Mohamad Meqdad is a PhD candidate, supervised by Prof. dr. Dick Douwes, supported jointly by Erasmus University Rotterdam and Aga Khan University, London.
Religious Cultural Heritage at the Time of Armed Conflicts: Syrian Religious Cultural Heritage between 2011-2019
Religious Cultural Heritage Spaces (RCHS) and their collections of ‘religious’ material culture, represent a spatial landmark of the religious identity of their users. The existing relationship between the RCHS and its diverse range of stakeholders is a construct of a lengthy, often inherited from previous generations, engagement and communication process of meaning-making. Typically, this constructed communicational relationship is/has been translated into values and hence decisions that determine how a community could interact, individually or collectively, with its own as well as with other communities’ RCHSs. However, since the historical development of such a communication and interaction is subject to, and usually is shaped by, the changing religious, social and political contexts of RCHS, this project aims to explore the effects of the modern armed conflicts and their roles in altering and diverging or empowering and enforcing the pre-conflict narratives onto the post-conflict ones.

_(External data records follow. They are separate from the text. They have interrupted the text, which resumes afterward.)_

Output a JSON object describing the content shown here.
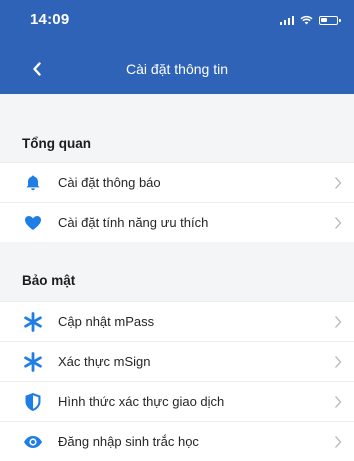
{
  "status": {
    "time": "14:09"
  },
  "header": {
    "title": "Cài đặt thông tin"
  },
  "sections": [
    {
      "title": "Tổng quan",
      "items": [
        {
          "label": "Cài đặt thông báo",
          "icon": "bell-icon"
        },
        {
          "label": "Cài đặt tính năng ưu thích",
          "icon": "heart-icon"
        }
      ]
    },
    {
      "title": "Bảo mật",
      "items": [
        {
          "label": "Cập nhật mPass",
          "icon": "asterisk-icon"
        },
        {
          "label": "Xác thực mSign",
          "icon": "asterisk-icon"
        },
        {
          "label": "Hình thức xác thực giao dịch",
          "icon": "shield-icon"
        },
        {
          "label": "Đăng nhập sinh trắc học",
          "icon": "eye-icon"
        }
      ]
    }
  ],
  "colors": {
    "primary": "#2f63b7",
    "icon_blue": "#1f7de6",
    "background": "#f4f5f7"
  }
}
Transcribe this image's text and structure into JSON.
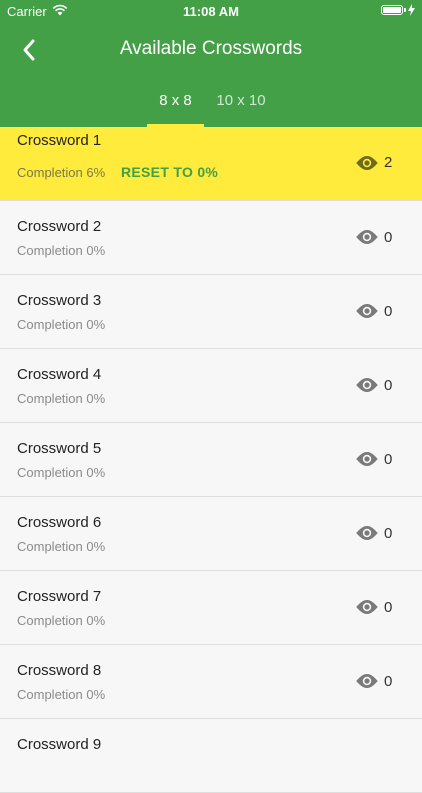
{
  "status": {
    "carrier": "Carrier",
    "time": "11:08 AM"
  },
  "header": {
    "title": "Available Crosswords"
  },
  "tabs": [
    {
      "label": "8 x 8"
    },
    {
      "label": "10 x 10"
    }
  ],
  "active": {
    "reset_label": "RESET TO 0%"
  },
  "crosswords": [
    {
      "name": "Crossword 1",
      "completion": "Completion 6%",
      "views": "2"
    },
    {
      "name": "Crossword 2",
      "completion": "Completion 0%",
      "views": "0"
    },
    {
      "name": "Crossword 3",
      "completion": "Completion 0%",
      "views": "0"
    },
    {
      "name": "Crossword 4",
      "completion": "Completion 0%",
      "views": "0"
    },
    {
      "name": "Crossword 5",
      "completion": "Completion 0%",
      "views": "0"
    },
    {
      "name": "Crossword 6",
      "completion": "Completion 0%",
      "views": "0"
    },
    {
      "name": "Crossword 7",
      "completion": "Completion 0%",
      "views": "0"
    },
    {
      "name": "Crossword 8",
      "completion": "Completion 0%",
      "views": "0"
    },
    {
      "name": "Crossword 9",
      "completion": "",
      "views": ""
    }
  ],
  "colors": {
    "primary": "#43a047",
    "highlight": "#ffeb3b"
  }
}
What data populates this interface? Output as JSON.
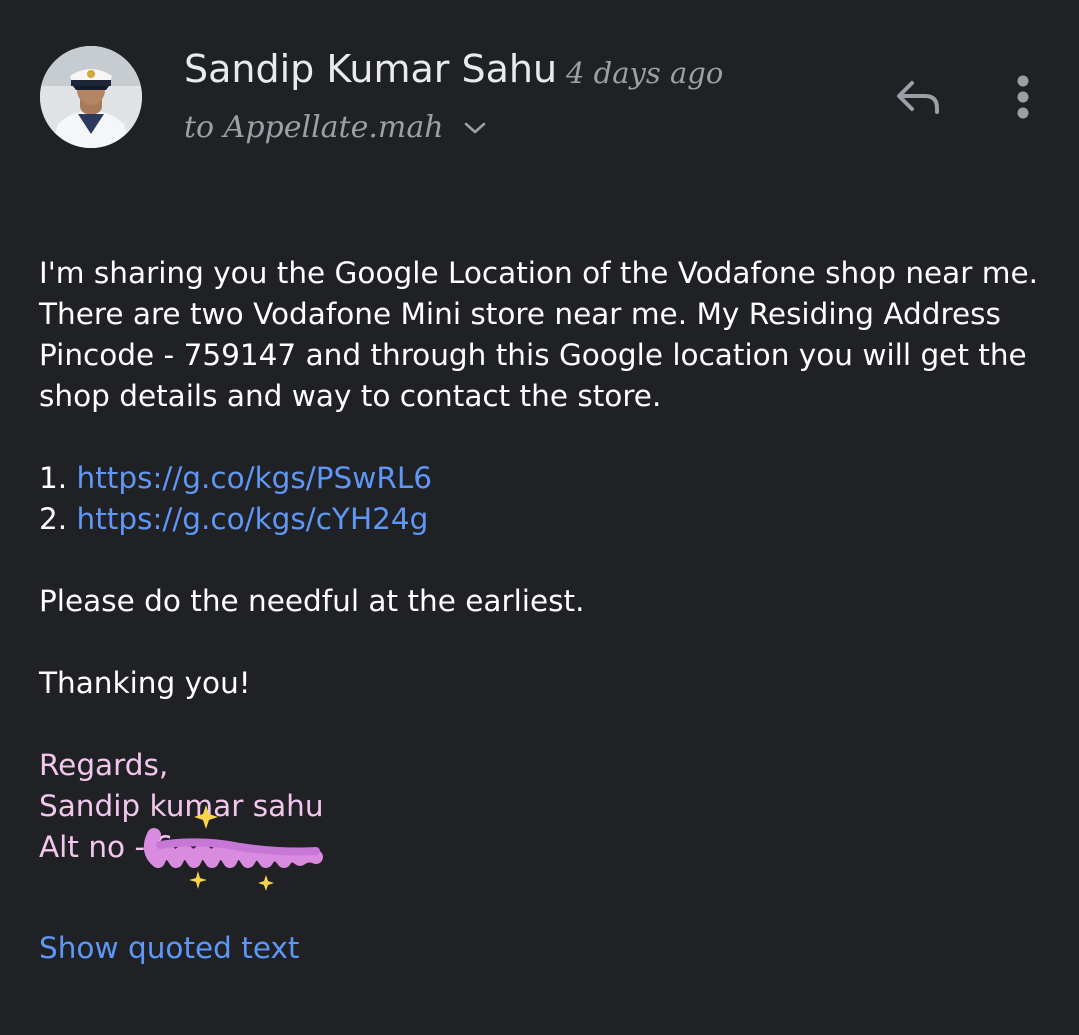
{
  "header": {
    "sender_name": "Sandip Kumar Sahu",
    "timestamp": "4 days ago",
    "recipient": "to Appellate.mah"
  },
  "icons": {
    "avatar": "sender-avatar-photo",
    "details": "chevron-down-icon",
    "reply": "reply-arrow-icon",
    "more": "more-vert-icon"
  },
  "body": {
    "paragraph_1": "I'm sharing you the Google Location of the Vodafone shop near me. There are two Vodafone Mini store near me. My Residing Address Pincode - 759147 and through this Google location you will get the shop details and way to contact the store.",
    "links": [
      {
        "number": "1.",
        "url": "https://g.co/kgs/PSwRL6"
      },
      {
        "number": "2.",
        "url": "https://g.co/kgs/cYH24g"
      }
    ],
    "paragraph_2": "Please do the needful at the earliest.",
    "paragraph_3": "Thanking you!",
    "signature": {
      "regards": "Regards,",
      "name": "Sandip kumar sahu",
      "alt_prefix": "Alt no - ",
      "alt_visible_digits": "6"
    }
  },
  "footer": {
    "show_quoted": "Show quoted text"
  },
  "colors": {
    "background": "#202124",
    "link": "#5e97f6",
    "signature": "#f3c6ee",
    "secondary_text": "#9aa0a6",
    "scribble": "#d98be0"
  }
}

The changes in meaning-making process and values during armed conflicts are commonly accompanied with, if not made of, violence toward RCHS, as one of the intentional or unintentional implemented mechanisms to harm rivals or to establish an alternative socio-political narrative/s. Therefore, destruction, as much as preservation, is a striking salient phenomenon that invites approving or disapproving responses from the other stakeholders locally, nationally and internationally. Based on that, in order to understand how RCHS is dealt with during armed conflicts, this project seeks to scrutinise the phenomenon of destruction, and preservation, in light of the Cultural Theory and its textual approach. To this end, the project will focus on selected samples of the Syrian Religious Cultural Heritage Spaces that have been affected during the current crisis (2011-2019) to analyse their destruction, and the subsequent preservation efforts, and to explore their envisaged reconciliatory/conflictual post-conflict roles locally, national and internationally.